4Comment réagit le gouvernement ?
L'Etat a un droit de veto sur les rachats et les investissements étrangers quand ils concernent des secteurs stratégiques, comme la défense, le nucléaire, mais aussi l’alimentation. Or pour le moment, le gouvernement se montre hostile au projet. Le ministre de l'Economie, Bruno Le Maire, a rappelé dès mercredi sur France 5 le rôle de Carrefour comme "chaînon essentiel dans la sécurité alimentaire des Français, dans la souveraineté alimentaire".
"Le jour où vous allez chez Carrefour, chez Auchan, et qu'il n'y a plus de pâtes, plus de riz, vous faites comment ?"
Bruno Le Maire, ministre de l'Economiesur France 5
De son côté, la ministre du Travail, Elisabeth Borne, s'est également dite opposée à ce rachat, dans une interview, jeudi, sur Europe 1. "La stratégie de Carrefour, qui est de faire travailler les producteurs locaux, les agriculteurs locaux, est quelque chose dont on a pu voir l'importance dans la crise sanitaire" causée par le coronavirus, a-t-elle insisté.
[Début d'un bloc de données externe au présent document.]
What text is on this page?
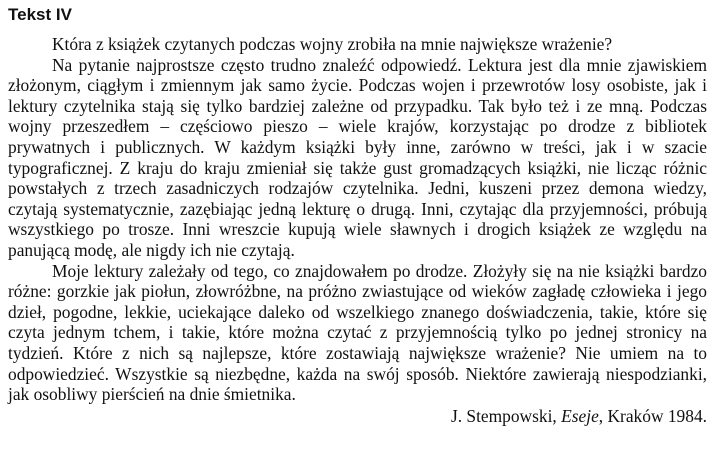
Tekst IV

Która z książek czytanych podczas wojny zrobiła na mnie największe wrażenie?

Na pytanie najprostsze często trudno znaleźć odpowiedź. Lektura jest dla mnie zjawiskiem złożonym, ciągłym i zmiennym jak samo życie. Podczas wojen i przewrotów losy osobiste, jak i lektury czytelnika stają się tylko bardziej zależne od przypadku. Tak było też i ze mną. Podczas wojny przeszedłem – częściowo pieszo – wiele krajów, korzystając po drodze z bibliotek prywatnych i publicznych. W każdym książki były inne, zarówno w treści, jak i w szacie typograficznej. Z kraju do kraju zmieniał się także gust gromadzących książki, nie licząc różnic powstałych z trzech zasadniczych rodzajów czytelnika. Jedni, kuszeni przez demona wiedzy, czytają systematycznie, zazębiając jedną lekturę o drugą. Inni, czytając dla przyjemności, próbują wszystkiego po trosze. Inni wreszcie kupują wiele sławnych i drogich książek ze względu na panującą modę, ale nigdy ich nie czytają.

Moje lektury zależały od tego, co znajdowałem po drodze. Złożyły się na nie książki bardzo różne: gorzkie jak piołun, złowróżbne, na próżno zwiastujące od wieków zagładę człowieka i jego dzieł, pogodne, lekkie, uciekające daleko od wszelkiego znanego doświadczenia, takie, które się czyta jednym tchem, i takie, które można czytać z przyjemnością tylko po jednej stronicy na tydzień. Które z nich są najlepsze, które zostawiają największe wrażenie? Nie umiem na to odpowiedzieć. Wszystkie są niezbędne, każda na swój sposób. Niektóre zawierają niespodzianki, jak osobliwy pierścień na dnie śmietnika.

J. Stempowski, Eseje, Kraków 1984.
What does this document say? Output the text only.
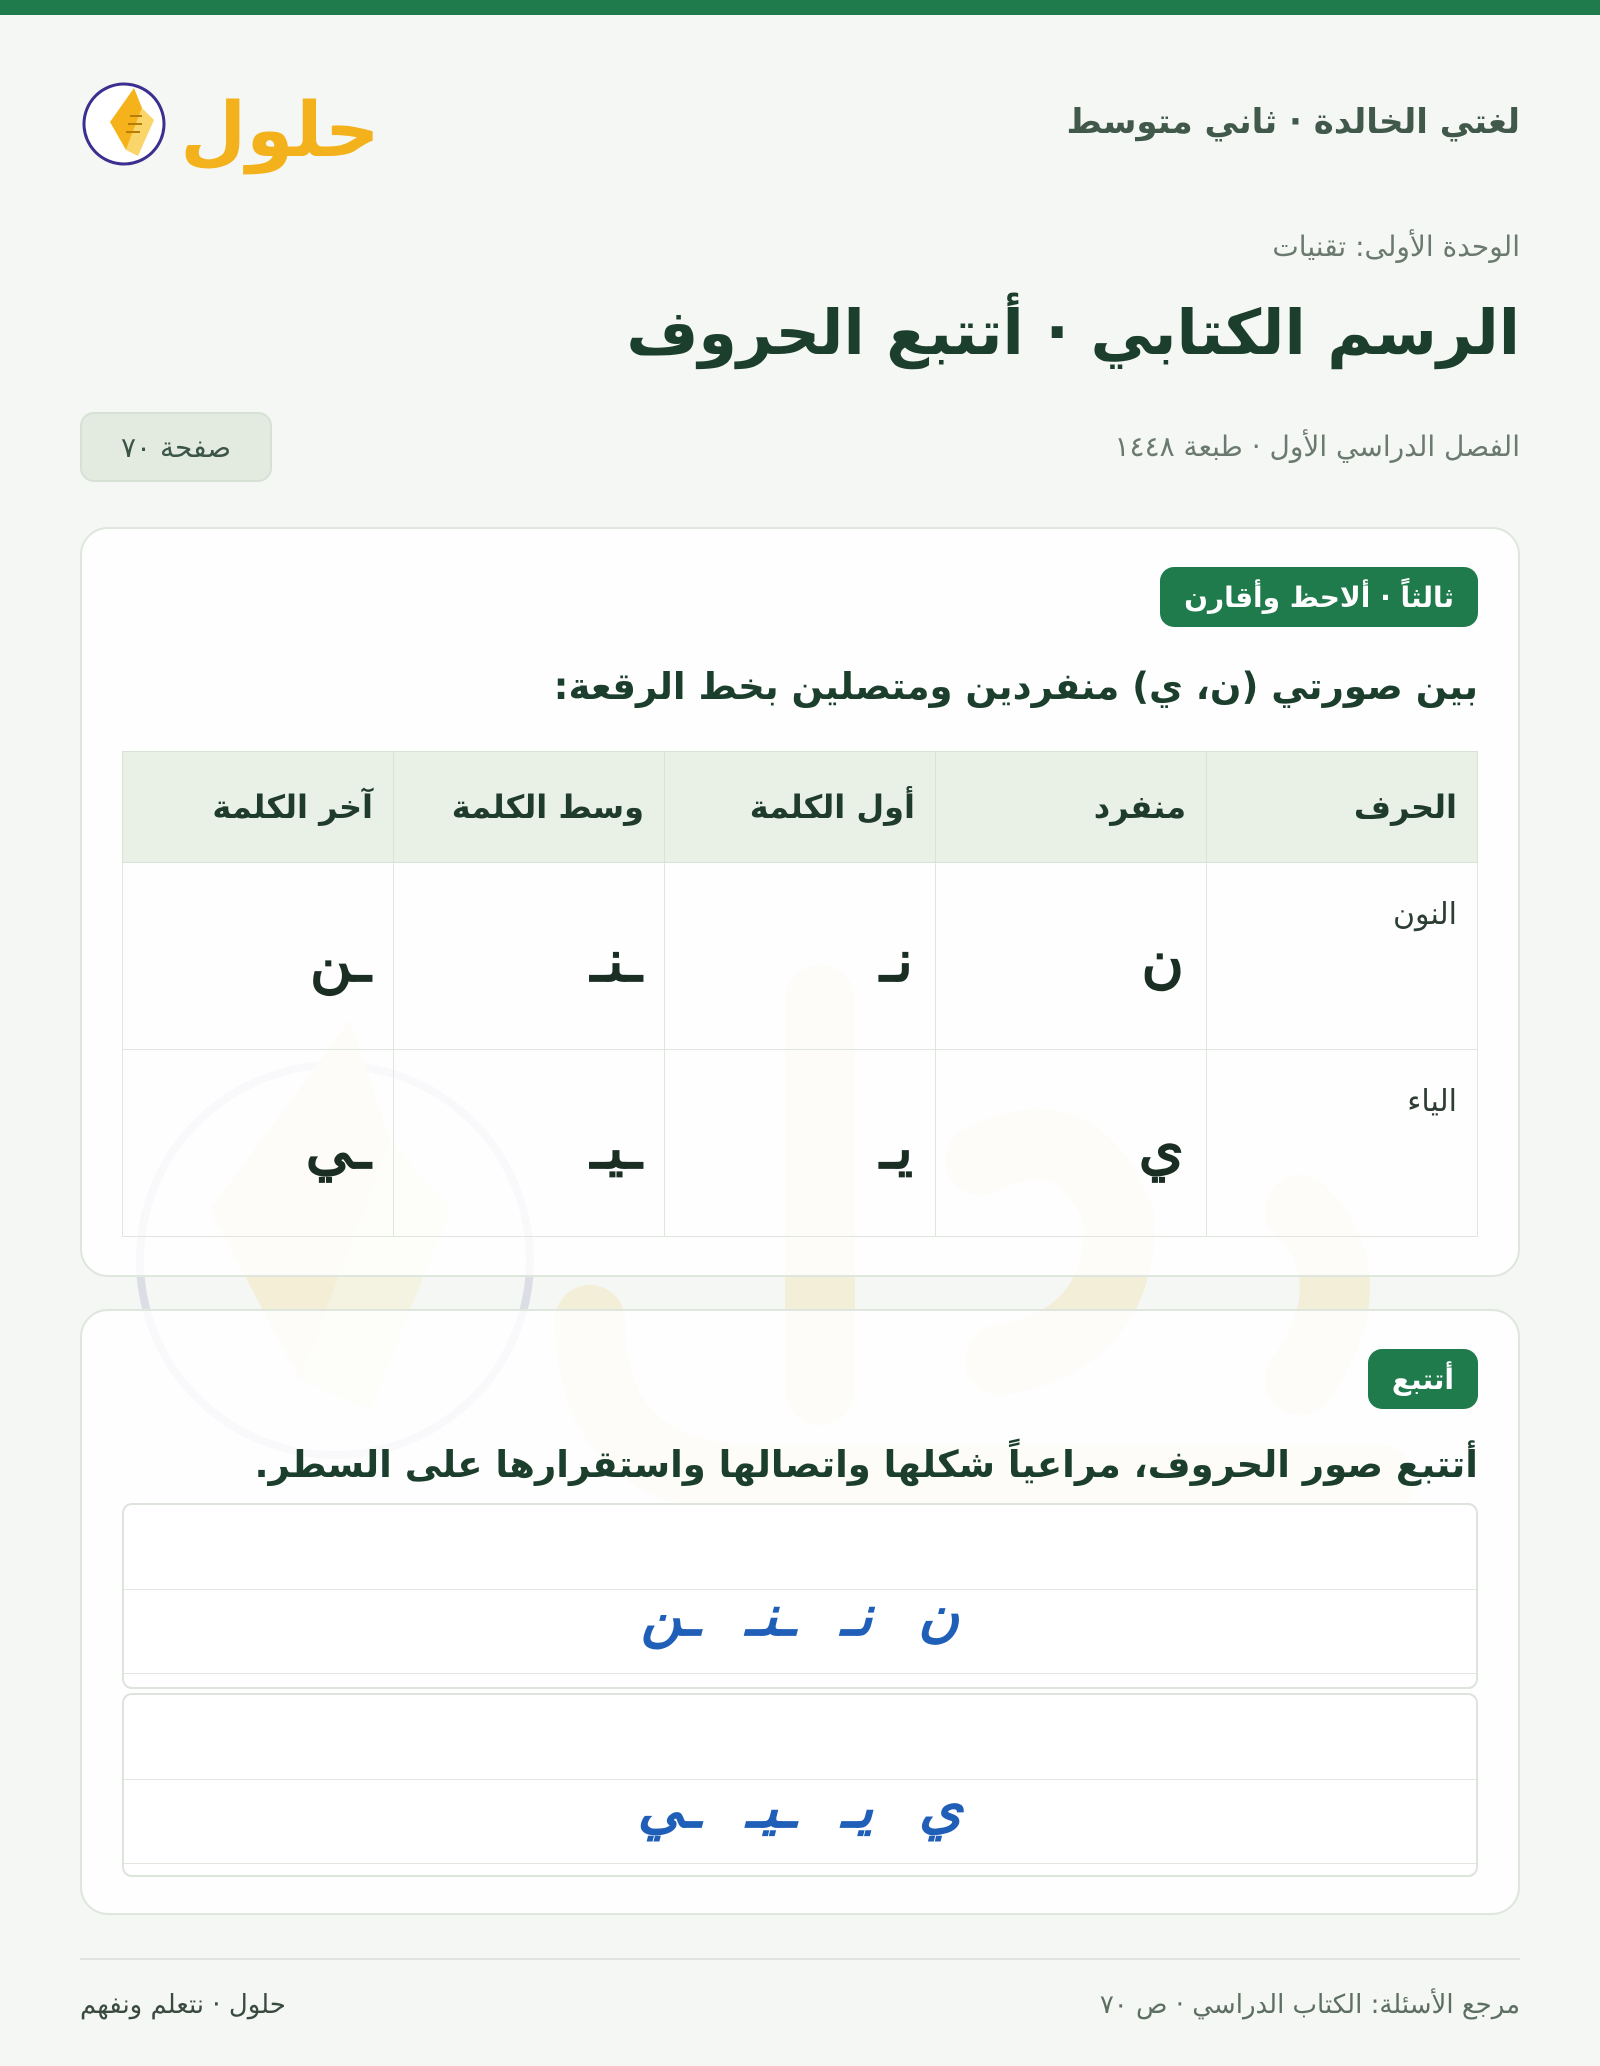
لغتي الخالدة · ثاني متوسط
حلول
الوحدة الأولى: تقنيات
الرسم الكتابي · أتتبع الحروف
الفصل الدراسي الأول · طبعة ١٤٤٨
صفحة ٧٠
ثالثاً · ألاحظ وأقارن
بين صورتي (ن، ي) منفردين ومتصلين بخط الرقعة:
الحرف	منفرد	أول الكلمة	وسط الكلمة	آخر الكلمة

النون	ن	نـ	ـنـ	ـن

الياء	ي	يـ	ـيـ	ـي
أتتبع
أتتبع صور الحروف، مراعياً شكلها واتصالها واستقرارها على السطر.
ن نـ ـنـ ـن
ي يـ ـيـ ـي
مرجع الأسئلة: الكتاب الدراسي · ص ٧٠
حلول · نتعلم ونفهم
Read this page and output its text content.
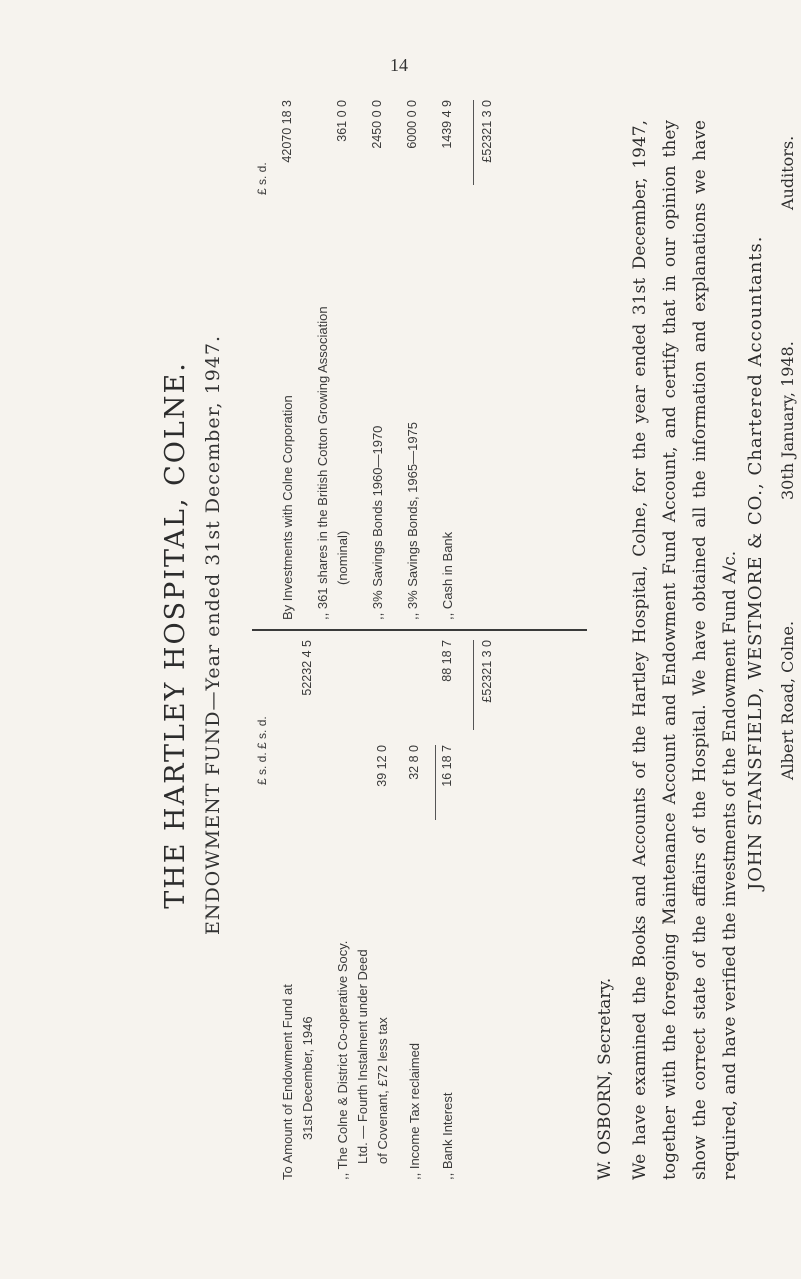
14
THE HARTLEY HOSPITAL, COLNE. ENDOWMENT FUND—Year ended 31st December, 1947.	£ s. d. £ s. d.
To Amount of Endowment Fund at 31st December, 1946
52232 4 5
,, The Colne & District Co-operative Socy. Ltd. — Fourth Instalment under Deed of Covenant, £72 less tax
39 12 0
,, Income Tax reclaimed
32 8 0
,, Bank Interest
16 18 7
88 18 7 £52321 3 0
£ s. d.
By Investments with Colne Corporation
42070 18 3
,, 361 shares in the British Cotton Growing Association (nominal)
361 0 0
,, 3% Savings Bonds 1960—1970
2450 0 0
,, 3% Savings Bonds, 1965—1975
6000 0 0
,, Cash in Bank
1439 4 9 £52321 3 0
W. OSBORN, Secretary. We have examined the Books and Accounts of the Hartley Hospital, Colne, for the year ended 31st December, 1947, together with the foregoing Maintenance Account and Endowment Fund Account, and certify that in our opinion they show the correct state of the affairs of the Hospital. We have obtained all the information and explanations we have required, and have verified the investments of the Endowment Fund A/c. JOHN STANSFIELD, WESTMORE & CO., Chartered Accountants. Albert Road, Colne.
30th January, 1948.
Auditors.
5Pourrait-il y avoir des conséquences pour les salariés de Carrefour ?
Il est trop tôt pour le dire, mais c'est ce que craignent certaines personnalités politiques. "La casse sociale, c'est un vrai problème. Si l'acquisition proposée par le Canadien aboutit à une casse sociale, il faut refuser", s'est inquiété Bruno Retailleau, chef de file des Républicains au Sénat, au micro de franceinfo jeudi.
La question est d'autant plus brûlante que Carrefour est "le premier employeur privé de France", a rappelé le ministre de l'Economie sur France 5. "Ils s’engagent pour l’emploi des jeunes, et vont en embaucher cette année 15 000, donc le fait que la stratégie de Carrefour ne soit pas remise en cause par un nouvel actionnaire me semble très important", a prévenu Elisabeth Borne sur Europe 1.